Il cardinale in difesa degli «eroi quotidiani»

(...) Anzi, va dato atto al cardinale di riuscire ad essere sempre più chiaro, man mano che gli anni avanzano. E, se alcuni suoi vecchi parrocchiani di quanto era curato a santa Teresina di Albaro ricordano alcune omelie forse troppo alte per la comprensione di tutti, oggi il linguaggio si è fatto semplicissimo, quasi al grado zero delle parole, come per l'appunto sanno fare solo i grandi intellettuali. Troppo spesso, infatti, dietro frasi roboanti e termini difficili, c'è un pensiero debole, debolissimo o nullo.
Invece, le parole di Bagnasco hanno la bellezza della semplicità. Come quelle stampate sulle 23mila copie della lettera di Natale ai bambini di Genova: «Siate semplici come i pastori e la vostra fede in Dio sia la sorgente della vostra gioia». Soprattutto, con l'invito finale alla «vita vera» che «non si realizza quando si possiede tanto, ma quando si ama molto». Il che, anche in questo caso, non è un precetto religioso, ma un modo di affrontare la vita, un pensiero forte, perfetto contraltare ai filosofi nichilisti. Ma, fin qui, era una lettera ai bambini. La stessa semplicità e bellezza di linguaggio e forza intellettuale Bagnasco l'ha messa nel raccontare i «genovesi eroi», nella sua Omelia a San Lorenzo per la festa dell'Immacolata: «Quanto eroismo circola nelle strade della nostra città. Quanta gente, nel segreto dei giorni, vive dentro la luce di Cristo. Il mondo non lo vede, ma Dio sorride, vede e si fa vicino, vede e asciuga le lacrime segrete di quanti, madri e padri, giovani e anziani, portano la vita quotidiana con dignità e sacrificio, con grande umile eroismo».
Ecco, proprio l'eroismo quotidiano è quello troppo spesso ignorato dalla politica.
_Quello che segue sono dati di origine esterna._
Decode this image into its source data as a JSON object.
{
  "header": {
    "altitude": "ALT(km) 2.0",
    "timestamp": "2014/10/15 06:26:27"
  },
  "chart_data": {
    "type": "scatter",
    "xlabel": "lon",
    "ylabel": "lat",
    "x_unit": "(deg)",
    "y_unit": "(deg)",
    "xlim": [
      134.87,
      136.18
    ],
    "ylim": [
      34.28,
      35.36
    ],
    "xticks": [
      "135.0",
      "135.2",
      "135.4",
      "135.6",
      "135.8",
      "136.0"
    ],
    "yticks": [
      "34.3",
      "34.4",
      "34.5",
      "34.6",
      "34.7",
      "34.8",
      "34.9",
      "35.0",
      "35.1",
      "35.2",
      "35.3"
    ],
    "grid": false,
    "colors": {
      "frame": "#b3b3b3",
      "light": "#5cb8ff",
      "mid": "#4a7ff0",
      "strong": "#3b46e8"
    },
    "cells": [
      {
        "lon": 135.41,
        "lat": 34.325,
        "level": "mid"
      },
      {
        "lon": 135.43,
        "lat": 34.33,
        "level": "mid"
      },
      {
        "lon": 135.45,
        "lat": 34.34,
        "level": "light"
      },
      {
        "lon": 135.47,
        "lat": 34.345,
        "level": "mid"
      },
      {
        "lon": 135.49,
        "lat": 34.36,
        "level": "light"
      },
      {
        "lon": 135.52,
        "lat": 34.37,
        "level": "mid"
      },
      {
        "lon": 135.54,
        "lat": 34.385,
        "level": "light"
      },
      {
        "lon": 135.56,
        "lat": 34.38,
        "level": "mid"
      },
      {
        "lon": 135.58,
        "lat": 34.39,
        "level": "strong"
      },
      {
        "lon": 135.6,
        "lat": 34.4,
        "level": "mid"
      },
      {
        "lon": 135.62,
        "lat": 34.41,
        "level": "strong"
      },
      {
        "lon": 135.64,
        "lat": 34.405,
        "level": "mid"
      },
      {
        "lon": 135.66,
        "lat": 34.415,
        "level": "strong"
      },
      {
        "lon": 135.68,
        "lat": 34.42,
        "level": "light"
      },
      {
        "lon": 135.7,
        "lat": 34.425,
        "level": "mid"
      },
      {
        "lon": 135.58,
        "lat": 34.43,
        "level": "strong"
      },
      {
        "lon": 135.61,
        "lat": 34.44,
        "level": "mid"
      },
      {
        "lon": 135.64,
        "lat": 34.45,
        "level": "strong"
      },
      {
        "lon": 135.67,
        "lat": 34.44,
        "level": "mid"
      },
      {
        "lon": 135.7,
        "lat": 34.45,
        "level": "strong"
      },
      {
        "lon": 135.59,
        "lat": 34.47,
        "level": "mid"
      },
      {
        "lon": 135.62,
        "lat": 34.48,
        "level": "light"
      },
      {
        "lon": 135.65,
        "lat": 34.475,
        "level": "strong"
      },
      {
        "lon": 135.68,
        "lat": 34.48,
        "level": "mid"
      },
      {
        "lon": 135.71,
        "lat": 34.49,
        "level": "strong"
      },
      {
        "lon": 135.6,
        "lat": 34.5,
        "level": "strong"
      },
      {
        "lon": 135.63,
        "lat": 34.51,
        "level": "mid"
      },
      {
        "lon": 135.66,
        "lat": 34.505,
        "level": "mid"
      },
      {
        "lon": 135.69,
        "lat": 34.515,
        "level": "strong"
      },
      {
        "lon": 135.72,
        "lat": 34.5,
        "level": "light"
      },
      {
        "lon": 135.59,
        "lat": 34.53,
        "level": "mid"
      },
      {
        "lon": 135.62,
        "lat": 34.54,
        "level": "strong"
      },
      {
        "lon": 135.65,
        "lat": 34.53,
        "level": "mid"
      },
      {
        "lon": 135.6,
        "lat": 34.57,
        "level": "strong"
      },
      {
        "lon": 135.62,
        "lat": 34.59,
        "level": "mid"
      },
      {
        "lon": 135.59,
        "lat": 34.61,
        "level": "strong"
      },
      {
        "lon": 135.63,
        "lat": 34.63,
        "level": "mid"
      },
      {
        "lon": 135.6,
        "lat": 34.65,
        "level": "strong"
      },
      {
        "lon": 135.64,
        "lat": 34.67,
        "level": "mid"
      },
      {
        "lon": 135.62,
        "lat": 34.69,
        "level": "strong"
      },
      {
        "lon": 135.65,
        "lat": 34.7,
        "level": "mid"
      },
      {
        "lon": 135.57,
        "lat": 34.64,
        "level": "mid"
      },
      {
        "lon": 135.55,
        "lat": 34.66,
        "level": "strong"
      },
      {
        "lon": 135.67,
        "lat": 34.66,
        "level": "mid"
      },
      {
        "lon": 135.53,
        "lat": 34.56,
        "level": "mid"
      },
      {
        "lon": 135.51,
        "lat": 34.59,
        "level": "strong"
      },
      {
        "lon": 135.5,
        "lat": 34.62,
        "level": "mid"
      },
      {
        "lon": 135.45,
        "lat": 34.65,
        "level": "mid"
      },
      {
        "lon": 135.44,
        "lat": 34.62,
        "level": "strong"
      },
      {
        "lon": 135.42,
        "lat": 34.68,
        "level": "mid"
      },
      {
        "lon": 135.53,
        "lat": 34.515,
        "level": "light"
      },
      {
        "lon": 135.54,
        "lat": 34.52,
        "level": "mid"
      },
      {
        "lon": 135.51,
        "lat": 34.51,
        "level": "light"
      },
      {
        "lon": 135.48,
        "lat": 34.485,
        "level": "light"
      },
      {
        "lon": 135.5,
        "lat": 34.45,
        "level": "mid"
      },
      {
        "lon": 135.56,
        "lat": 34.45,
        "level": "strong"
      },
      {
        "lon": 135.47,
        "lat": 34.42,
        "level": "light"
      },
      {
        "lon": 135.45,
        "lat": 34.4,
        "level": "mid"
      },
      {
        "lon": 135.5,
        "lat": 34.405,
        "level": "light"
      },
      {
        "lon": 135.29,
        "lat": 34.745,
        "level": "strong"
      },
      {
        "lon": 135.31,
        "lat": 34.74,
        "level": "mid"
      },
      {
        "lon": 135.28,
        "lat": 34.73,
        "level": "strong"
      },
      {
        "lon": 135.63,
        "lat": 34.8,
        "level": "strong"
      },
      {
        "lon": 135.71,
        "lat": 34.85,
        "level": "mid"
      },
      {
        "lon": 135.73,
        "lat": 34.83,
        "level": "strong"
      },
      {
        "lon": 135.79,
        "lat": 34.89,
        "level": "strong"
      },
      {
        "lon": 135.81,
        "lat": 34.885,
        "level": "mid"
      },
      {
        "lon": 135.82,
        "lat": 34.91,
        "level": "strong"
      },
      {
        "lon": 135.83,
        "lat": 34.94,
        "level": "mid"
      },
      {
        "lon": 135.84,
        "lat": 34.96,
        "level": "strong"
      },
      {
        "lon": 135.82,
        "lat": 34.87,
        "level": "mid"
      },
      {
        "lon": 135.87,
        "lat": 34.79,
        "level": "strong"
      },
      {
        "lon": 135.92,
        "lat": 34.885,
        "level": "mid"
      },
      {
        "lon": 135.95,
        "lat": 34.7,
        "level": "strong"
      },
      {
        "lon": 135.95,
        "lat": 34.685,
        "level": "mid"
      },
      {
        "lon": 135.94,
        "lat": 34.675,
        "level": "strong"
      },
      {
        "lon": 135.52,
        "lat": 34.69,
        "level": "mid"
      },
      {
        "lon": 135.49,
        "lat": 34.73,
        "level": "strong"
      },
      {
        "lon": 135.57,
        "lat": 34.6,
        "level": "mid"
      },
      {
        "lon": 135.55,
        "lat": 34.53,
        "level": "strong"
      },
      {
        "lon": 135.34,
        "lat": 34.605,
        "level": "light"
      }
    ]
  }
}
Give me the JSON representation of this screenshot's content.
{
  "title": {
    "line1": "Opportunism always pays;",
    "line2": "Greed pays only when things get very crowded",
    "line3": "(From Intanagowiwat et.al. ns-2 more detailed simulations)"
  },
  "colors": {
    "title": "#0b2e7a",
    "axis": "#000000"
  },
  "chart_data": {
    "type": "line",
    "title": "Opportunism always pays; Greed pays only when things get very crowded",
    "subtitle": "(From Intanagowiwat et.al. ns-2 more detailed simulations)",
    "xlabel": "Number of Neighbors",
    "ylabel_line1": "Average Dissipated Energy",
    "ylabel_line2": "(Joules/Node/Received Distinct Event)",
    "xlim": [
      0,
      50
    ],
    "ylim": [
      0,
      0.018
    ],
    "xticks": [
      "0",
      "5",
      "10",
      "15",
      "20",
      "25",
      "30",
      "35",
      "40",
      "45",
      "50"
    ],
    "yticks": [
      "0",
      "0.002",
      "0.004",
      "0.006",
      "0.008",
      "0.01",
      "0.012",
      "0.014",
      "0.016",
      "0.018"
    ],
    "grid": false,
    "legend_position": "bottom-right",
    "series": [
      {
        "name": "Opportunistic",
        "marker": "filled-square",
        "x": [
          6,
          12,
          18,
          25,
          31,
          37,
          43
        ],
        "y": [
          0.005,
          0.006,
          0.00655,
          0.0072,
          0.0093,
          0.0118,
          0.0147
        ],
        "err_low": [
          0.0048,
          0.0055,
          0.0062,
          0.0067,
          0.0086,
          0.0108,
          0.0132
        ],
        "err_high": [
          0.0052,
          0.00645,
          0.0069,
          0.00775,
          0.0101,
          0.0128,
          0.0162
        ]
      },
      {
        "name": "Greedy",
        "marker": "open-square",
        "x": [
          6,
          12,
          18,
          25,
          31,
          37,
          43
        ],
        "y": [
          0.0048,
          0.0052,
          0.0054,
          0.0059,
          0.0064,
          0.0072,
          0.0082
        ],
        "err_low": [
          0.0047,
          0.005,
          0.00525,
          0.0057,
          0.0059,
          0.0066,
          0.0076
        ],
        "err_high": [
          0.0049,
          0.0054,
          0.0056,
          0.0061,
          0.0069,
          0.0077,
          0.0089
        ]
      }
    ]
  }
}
Che, invece, Bagnasco racconta. Ribadisco per l'ennesima volta, perché credo sia un punto centrale: lo racconta da laico, come se fosse un laico. Non laicista, ovviamente. «Quanto eroismo circola nelle nostre strade, nelle case della nostra città, nel nostro popolo, quanto eroismo nell'umiltà delle coscienze e della vita quotidiana, quanto eroismo».
È quasi un rap dolce quello del cardinale, il riconoscimento degli sforzi di tanti genovesi. La riscoperta dei valori, quelli che hanno fatto grande anche la nostra città: «La fedeltà del matrimonio, l'educazione dei figli, la cura dei malati, propri o di nessuno, il duro e onesto lavoro, il servizio ai poveri che popolano la nostra città, il servizio senza neppure la pretesa di servire sono le meraviglie di Dio, sono come tante fiammelle che risplendono». E anche qui, all'interno di valori che sono chiaramente cattolici, ci sono perle di linguaggio che rendono il tutto ancor più alto dal punto di vista filosofico. Su tutte, quell'inciso: il servizio «senza neppure la pretesa di servire».
Insomma, il «nostro caro Angelo» riesce a parlare per dire, concetto non sempre coincidente. Quasi mai, a Genova.

E, soprattutto, lo ribadisco: nel silenzio, nel lavorio sotterraneo e un po' da prima Repubblica - nel senso più bello che la definizione sa avere - sta affrontando una per una tutte le criticità e le eccellenze economiche e occupazionali della città. Per chi ci crede, l'uomo della Provvidenza.